Kasus ini terlihat pada Gedung Ruang Damar RSUD Anuntaloko Parigi. Gedung sembilan ruangan yang rampung sejak 2022 tersebut sempat belum difungsikan secara optimal oleh tenaga kesehatan karena hanya memiliki lift tanpa tangga darurat.
Demi menjamin aspek keselamatan, pihak manajemen akhirnya memutuskan membangun fasilitas tangga penunjang sebelum gedung resmi melayani pasien secara penuh.
Menurut standar regulasi bangunan gedung fasilitas kesehatan, rumah sakit wajib memiliki sistem jalur evakuasi yang mandiri dan tepercaya.
Kendala utama pada sarana mekanis seperti lift adalah risikonya yang tinggi saat terjadi keadaan darurat, seperti kebakaran atau pemadaman listrik secara mendadak.
Pada situasi darurat, penggunaan lift justru dilarang keras, sehingga keberadaan tangga darurat dan ramp (bidang miring untuk tempat tidur pasien) menjadi satu-satunya jalur penyelamatan yang aman.
Aksesibilitas yang baik juga dirancang untuk mempermudah pergerakan alur kerja (workflow) para tenaga medis.
Dalam situasi penanganan pasien kritis, setiap rintangan fisik pada jalur antarruangan dapat menambah beban stres kerja dan memperlambat respons tim medis.

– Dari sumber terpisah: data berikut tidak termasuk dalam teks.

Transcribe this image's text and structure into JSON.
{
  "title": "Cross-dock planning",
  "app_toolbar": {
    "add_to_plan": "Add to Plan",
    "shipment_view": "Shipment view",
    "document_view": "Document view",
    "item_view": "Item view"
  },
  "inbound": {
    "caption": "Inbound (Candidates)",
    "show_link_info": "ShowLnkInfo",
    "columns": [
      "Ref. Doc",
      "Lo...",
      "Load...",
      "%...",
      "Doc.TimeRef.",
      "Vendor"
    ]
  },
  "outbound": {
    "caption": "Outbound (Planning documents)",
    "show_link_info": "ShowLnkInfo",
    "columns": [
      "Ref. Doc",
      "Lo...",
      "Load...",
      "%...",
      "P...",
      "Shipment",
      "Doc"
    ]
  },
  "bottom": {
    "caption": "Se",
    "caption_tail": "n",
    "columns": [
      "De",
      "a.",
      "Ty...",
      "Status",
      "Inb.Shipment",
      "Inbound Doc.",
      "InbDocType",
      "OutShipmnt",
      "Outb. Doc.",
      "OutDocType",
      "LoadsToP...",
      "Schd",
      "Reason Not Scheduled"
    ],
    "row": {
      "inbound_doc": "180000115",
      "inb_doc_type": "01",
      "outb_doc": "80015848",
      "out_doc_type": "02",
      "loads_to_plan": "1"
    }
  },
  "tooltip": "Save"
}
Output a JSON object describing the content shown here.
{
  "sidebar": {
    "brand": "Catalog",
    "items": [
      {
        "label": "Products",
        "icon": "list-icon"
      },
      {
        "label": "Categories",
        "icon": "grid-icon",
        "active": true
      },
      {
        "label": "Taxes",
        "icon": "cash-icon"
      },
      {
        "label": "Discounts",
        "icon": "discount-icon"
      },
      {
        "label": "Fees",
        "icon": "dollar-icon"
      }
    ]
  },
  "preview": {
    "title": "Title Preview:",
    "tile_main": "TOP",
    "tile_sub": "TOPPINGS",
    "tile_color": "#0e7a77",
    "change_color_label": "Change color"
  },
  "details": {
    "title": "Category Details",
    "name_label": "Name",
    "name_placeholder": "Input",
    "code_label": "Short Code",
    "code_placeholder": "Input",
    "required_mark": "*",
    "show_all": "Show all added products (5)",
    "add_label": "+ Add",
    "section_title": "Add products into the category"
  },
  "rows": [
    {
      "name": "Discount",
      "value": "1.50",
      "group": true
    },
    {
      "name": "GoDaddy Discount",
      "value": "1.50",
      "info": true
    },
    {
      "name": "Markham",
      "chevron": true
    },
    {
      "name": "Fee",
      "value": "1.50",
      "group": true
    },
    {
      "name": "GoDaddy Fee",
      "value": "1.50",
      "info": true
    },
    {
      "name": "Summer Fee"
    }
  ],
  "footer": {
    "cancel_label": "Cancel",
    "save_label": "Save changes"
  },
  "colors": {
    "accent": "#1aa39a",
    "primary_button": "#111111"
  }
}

Jalur yang bersih, terang, tidak licin, serta memiliki lebar tangga yang sesuai standar medis menjadi syarat wajib agar evakuasi penanganan pasien berjalan lancar.
Pentingnya tangga darurat ini juga berkaitan erat dengan kesiapsiagaan bencana pada fasilitas publik.
Rumah sakit sebagai pusat rujukan utama saat situasi kritis harus tetap beroperasi dan dapat dikosongkan dengan cepat tanpa memicu kepanikan massal.
Penambahan tangga darurat berbiaya efisien bukan sekadar melengkapi kekurangan bangunan, melainkan investasi perlindungan jiwa bagi seluruh pengagum layanan, baik pasien, pengunjung, maupun tenaga medis yang bertugas.
Edukasi mengenai standar keselamatan fisik ini dapat membantu masyarakat awam lebih jeli dalam menilai kualitas sebuah fasilitas kesehatan.